Modeling the Diachronic Evolution of Legal Norms: An LRMoo-Based, Component-Level, Event-Centric Approach to Legal Knowledge Graphs
Hudson de Martim
公開日: 2025/6/9
Abstract
Effectively representing legal norms for automated processing is a critical challenge, particularly in tracking the temporal evolution of their hierarchical components. While foundational conceptual frameworks like IFLA LRMoo provide a generic toolkit for bibliographic data, and encoding standards like Akoma Ntoso offer a robust syntax for legal documents, a dedicated, formal modeling pattern for granular, component-level versioning is still required. This limitation hinders the deterministic point-intime reconstruction of legal texts, a fundamental capability for reliable Legal Tech and AI applications. This paper proposes a structured, temporal modeling pattern grounded in the LRMoo ontology to address this need. Our approach models the evolution of a legal norm as a diachronic chain of F2 Expressions. We introduce a key distinction between a language-agnostic Temporal Version (TV)-a semantic snapshot of the norm's structure-and its concrete monolingual realizations, the Language Versions (LV).
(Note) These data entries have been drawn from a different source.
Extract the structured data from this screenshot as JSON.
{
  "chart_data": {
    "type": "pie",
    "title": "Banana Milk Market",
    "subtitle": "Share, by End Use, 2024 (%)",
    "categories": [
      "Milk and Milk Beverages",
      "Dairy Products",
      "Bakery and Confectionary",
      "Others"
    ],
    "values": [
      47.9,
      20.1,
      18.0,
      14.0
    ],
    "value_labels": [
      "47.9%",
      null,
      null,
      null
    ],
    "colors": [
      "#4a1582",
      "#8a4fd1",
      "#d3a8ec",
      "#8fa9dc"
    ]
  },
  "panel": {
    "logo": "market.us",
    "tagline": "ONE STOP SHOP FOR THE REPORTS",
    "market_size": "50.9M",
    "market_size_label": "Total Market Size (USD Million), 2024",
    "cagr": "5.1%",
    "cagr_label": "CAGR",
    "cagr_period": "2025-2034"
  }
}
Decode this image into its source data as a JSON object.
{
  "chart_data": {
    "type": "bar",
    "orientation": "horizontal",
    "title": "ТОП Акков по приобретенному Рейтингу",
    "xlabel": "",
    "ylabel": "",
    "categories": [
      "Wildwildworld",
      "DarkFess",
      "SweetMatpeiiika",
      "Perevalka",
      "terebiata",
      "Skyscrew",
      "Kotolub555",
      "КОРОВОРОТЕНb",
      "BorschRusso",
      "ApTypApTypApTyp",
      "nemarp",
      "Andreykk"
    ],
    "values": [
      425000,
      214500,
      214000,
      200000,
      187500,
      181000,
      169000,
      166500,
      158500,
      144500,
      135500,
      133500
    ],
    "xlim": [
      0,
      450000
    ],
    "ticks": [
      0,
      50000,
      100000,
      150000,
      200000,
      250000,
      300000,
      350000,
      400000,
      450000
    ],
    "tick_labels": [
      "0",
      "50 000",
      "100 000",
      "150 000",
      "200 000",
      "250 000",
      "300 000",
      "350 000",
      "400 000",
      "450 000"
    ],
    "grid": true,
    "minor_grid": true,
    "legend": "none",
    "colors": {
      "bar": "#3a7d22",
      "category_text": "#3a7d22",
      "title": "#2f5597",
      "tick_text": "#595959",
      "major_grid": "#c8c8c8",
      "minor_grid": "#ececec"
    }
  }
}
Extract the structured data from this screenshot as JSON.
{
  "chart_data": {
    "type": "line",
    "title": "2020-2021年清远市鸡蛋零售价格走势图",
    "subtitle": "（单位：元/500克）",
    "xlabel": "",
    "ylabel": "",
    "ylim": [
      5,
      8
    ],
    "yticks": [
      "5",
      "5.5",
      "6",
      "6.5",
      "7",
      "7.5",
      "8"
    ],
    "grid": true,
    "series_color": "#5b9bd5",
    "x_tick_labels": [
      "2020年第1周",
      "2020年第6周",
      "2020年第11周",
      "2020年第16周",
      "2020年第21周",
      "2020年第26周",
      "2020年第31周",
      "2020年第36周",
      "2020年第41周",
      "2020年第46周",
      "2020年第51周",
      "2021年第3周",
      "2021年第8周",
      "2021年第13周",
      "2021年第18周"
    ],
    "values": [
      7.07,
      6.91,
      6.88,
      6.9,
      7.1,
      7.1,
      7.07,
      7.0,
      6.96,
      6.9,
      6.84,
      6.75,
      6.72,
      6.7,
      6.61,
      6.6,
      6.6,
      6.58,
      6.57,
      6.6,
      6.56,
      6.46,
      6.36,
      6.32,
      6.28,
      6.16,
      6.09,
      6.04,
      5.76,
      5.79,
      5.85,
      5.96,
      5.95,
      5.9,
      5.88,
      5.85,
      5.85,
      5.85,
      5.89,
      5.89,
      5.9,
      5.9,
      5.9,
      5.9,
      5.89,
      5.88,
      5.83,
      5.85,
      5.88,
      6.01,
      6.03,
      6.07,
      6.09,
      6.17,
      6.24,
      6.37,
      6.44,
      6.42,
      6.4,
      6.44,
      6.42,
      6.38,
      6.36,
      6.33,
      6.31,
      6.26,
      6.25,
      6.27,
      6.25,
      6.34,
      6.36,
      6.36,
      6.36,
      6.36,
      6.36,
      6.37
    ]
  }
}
Both are modeled as F2 Expressions linked by the canonical R76 is derivative of property. This paradigm is applied recursively to the legal text's internal structure, representing it as a parallel hierarchy of abstract Component Works (F1) and their versioned Component Expressions (F2). Furthermore, we formalize the legislative amendment process using the F28 Expression Creation event, allowing changes to be traced from an amending act to its precise effect on the amended norm. Using the Brazilian Federal Constitution as a case study, we demonstrate how this event-centric architecture enables the precise, deterministic retrieval and reconstruction of any part of a legal text as it existed on a specific date. The model provides a robust foundation for building verifiable knowledge graphs and advanced AI tools, overcoming the limitations of current generative models.